Rents continue to show growth, and Denver is no exception. Denver saw rates grow roughly 5 percent in 2018. Large-format retailers and grocery stores can negotiate some reductions in exchange for more favorable terms, but smaller-shop tenants who renew their terms generally are accepting options as stated in their leases. Investors acquiring large format centers are writing down rents in these scenarios, which is in response to the reality of these negotiations.
• Headline risk has overshadowed retailer performance. Many retailers have posted strong earnings reports and improved profit margins over the course of 2018. Leading the way is Amazon with third-quarter 2018 sales amounting to $56.6 billion. Equally important categories include discount retailers, home improvement and the continued expansion of the fitness space. While 90 percent of retail sales still occur in physical stores, it is hard to deny the effect of e-commence with sales growing 15.2 percent in 2018. Both traditional and online retailers are working to capitalize on omnichannel approaches to reach the entire customer base. Landlords are finding newer, smarter and more creative retailers to create energy in their retail centers.
• Record-low new inventory. The most notable part of the transformation of the retail industry is the slowdown of new construction and the corresponding reduction of retail space. The number of retail buildings nationally decreased 1.04 percent in the third quarter and 7.88 percent year over year from 2017. This reflects the way many retailers are adjusting their total footprint to fit the new market.
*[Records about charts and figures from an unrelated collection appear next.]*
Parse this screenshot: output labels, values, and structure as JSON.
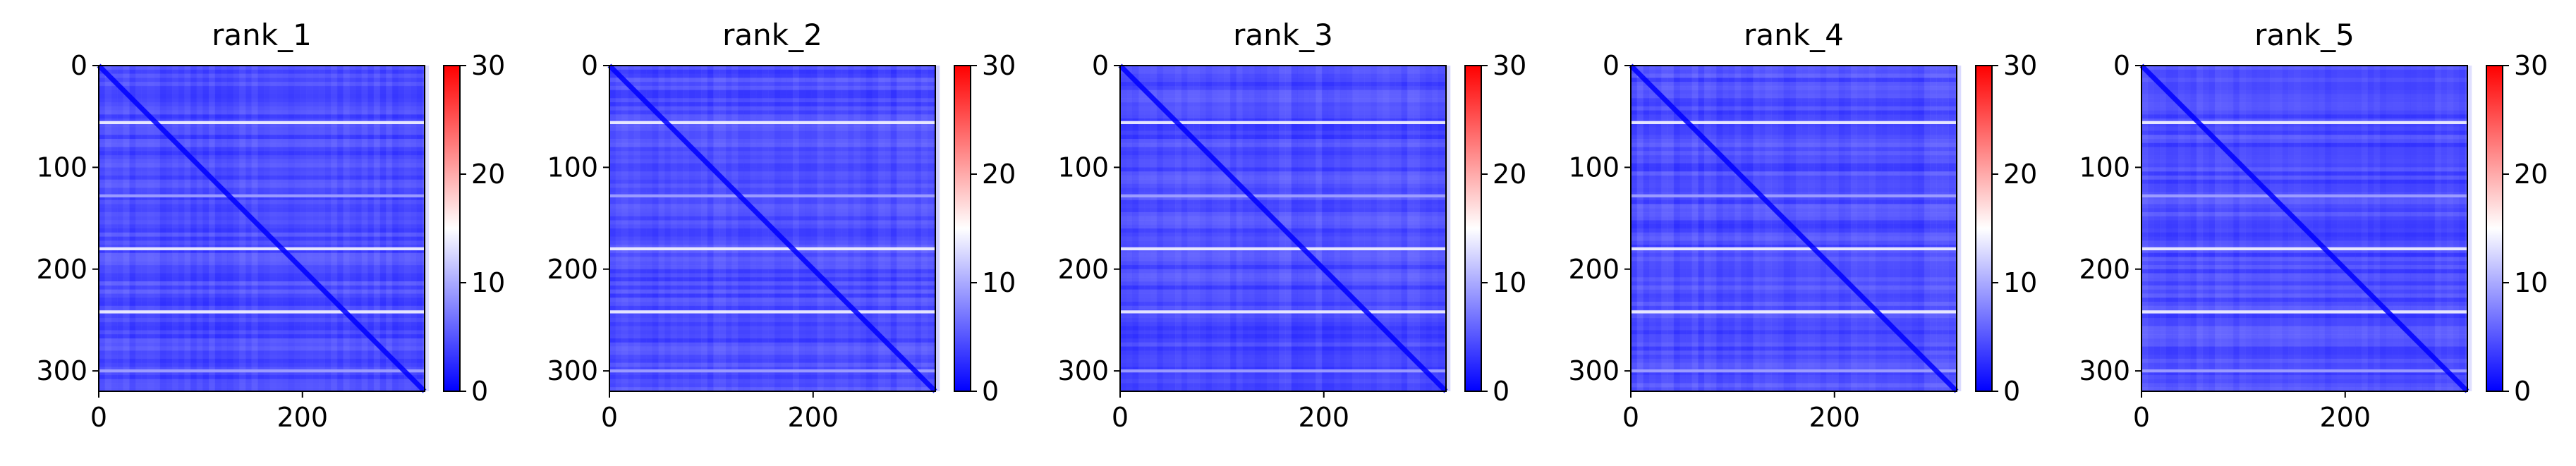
{
  "chart_data": [
    {
      "type": "heatmap",
      "title": "rank_1",
      "x_ticks": [
        "0",
        "200"
      ],
      "y_ticks": [
        "0",
        "100",
        "200",
        "300"
      ],
      "x_tick_values": [
        0,
        200
      ],
      "y_tick_values": [
        0,
        100,
        200,
        300
      ],
      "xlim": [
        0,
        320
      ],
      "ylim": [
        320,
        0
      ],
      "matrix_size": 320,
      "colorbar": {
        "ticks": [
          "0",
          "10",
          "20",
          "30"
        ],
        "tick_values": [
          0,
          10,
          20,
          30
        ],
        "range": [
          0,
          30
        ],
        "colormap": "bwr"
      },
      "bright_rows": [
        56,
        180,
        242,
        128,
        300
      ],
      "grid": false
    },
    {
      "type": "heatmap",
      "title": "rank_2",
      "x_ticks": [
        "0",
        "200"
      ],
      "y_ticks": [
        "0",
        "100",
        "200",
        "300"
      ],
      "x_tick_values": [
        0,
        200
      ],
      "y_tick_values": [
        0,
        100,
        200,
        300
      ],
      "xlim": [
        0,
        320
      ],
      "ylim": [
        320,
        0
      ],
      "matrix_size": 320,
      "colorbar": {
        "ticks": [
          "0",
          "10",
          "20",
          "30"
        ],
        "tick_values": [
          0,
          10,
          20,
          30
        ],
        "range": [
          0,
          30
        ],
        "colormap": "bwr"
      },
      "bright_rows": [
        56,
        180,
        242,
        128,
        300
      ],
      "grid": false
    },
    {
      "type": "heatmap",
      "title": "rank_3",
      "x_ticks": [
        "0",
        "200"
      ],
      "y_ticks": [
        "0",
        "100",
        "200",
        "300"
      ],
      "x_tick_values": [
        0,
        200
      ],
      "y_tick_values": [
        0,
        100,
        200,
        300
      ],
      "xlim": [
        0,
        320
      ],
      "ylim": [
        320,
        0
      ],
      "matrix_size": 320,
      "colorbar": {
        "ticks": [
          "0",
          "10",
          "20",
          "30"
        ],
        "tick_values": [
          0,
          10,
          20,
          30
        ],
        "range": [
          0,
          30
        ],
        "colormap": "bwr"
      },
      "bright_rows": [
        56,
        180,
        242,
        128,
        300
      ],
      "grid": false
    },
    {
      "type": "heatmap",
      "title": "rank_4",
      "x_ticks": [
        "0",
        "200"
      ],
      "y_ticks": [
        "0",
        "100",
        "200",
        "300"
      ],
      "x_tick_values": [
        0,
        200
      ],
      "y_tick_values": [
        0,
        100,
        200,
        300
      ],
      "xlim": [
        0,
        320
      ],
      "ylim": [
        320,
        0
      ],
      "matrix_size": 320,
      "colorbar": {
        "ticks": [
          "0",
          "10",
          "20",
          "30"
        ],
        "tick_values": [
          0,
          10,
          20,
          30
        ],
        "range": [
          0,
          30
        ],
        "colormap": "bwr"
      },
      "bright_rows": [
        56,
        180,
        242,
        128,
        300
      ],
      "grid": false
    },
    {
      "type": "heatmap",
      "title": "rank_5",
      "x_ticks": [
        "0",
        "200"
      ],
      "y_ticks": [
        "0",
        "100",
        "200",
        "300"
      ],
      "x_tick_values": [
        0,
        200
      ],
      "y_tick_values": [
        0,
        100,
        200,
        300
      ],
      "xlim": [
        0,
        320
      ],
      "ylim": [
        320,
        0
      ],
      "matrix_size": 320,
      "colorbar": {
        "ticks": [
          "0",
          "10",
          "20",
          "30"
        ],
        "tick_values": [
          0,
          10,
          20,
          30
        ],
        "range": [
          0,
          30
        ],
        "colormap": "bwr"
      },
      "bright_rows": [
        56,
        180,
        242,
        128,
        300
      ],
      "grid": false
    }
  ]
}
Lately, Denver ranked as having the largest decrease in retail square footage per capita among 20 of the largest U.S. metros with a decrease of roughly 2.7 million square feet. This helps explain why only 1.1 percent of Denver’s total retail square footage is new inventory. Between 2017 and 2018, Denver saw an average of 2.5 million sf of new retail inventory (the 35-year average is 3.6 million sf). This compares to 225 million sf of existing retail sf across Denver, Fort Collins and Colorado Springs.
•Transaction volume no longer in decline. The reduction in sales volume experienced over the past few years may be turning around as year-over-year transaction volume was up 31 percent from the third quarter 2017. This demonstrates an implied optimism in ownership arising from the “wait and see” strategy that settled into the market in 2017. Last year also saw an increase in activity from private investors with smaller transactions. Core assets continue to be most desirable, pricing aggressively as investors target well-positioned, credit real estate in top-tier locations. Among these, grocery anchored product still is the most desirable, particularly with best-in-class brand named grocers. Investors are underwriting opportunities to either core or value-add returns, with little appetite for core-plus returns on retail assets.
• Meaningful capital formation. Although cycle timing is making it increasingly more difficult, the desire for value-add assets is likely to persist. Investors recognize the opportunities that exist with valueadd real estate and continue to chase markets with strong tenant history. An abundance of equity has been raised in the pursuit of retail assets in desirable markets. Capital is not the issue but rather finding those opportunities to deploy capital into retail assets is the challenge.
Lender underwriting for retail real estate has become more conservative with a keen look at tenancy. Money moving into the system has a higher cost of capital due to cautious lending on retail assets. However, the debt reserves are extremely high and, on a historical basis, debt remains decidedly favorable. Debt will continue to create value in retail assets with a history of performance and a strong tenant outlook.
With national sales transaction volume increasing for retail assets, coupled with Denver’s continued growth and strong fundamentals, we are poised for another active year in the retail sector.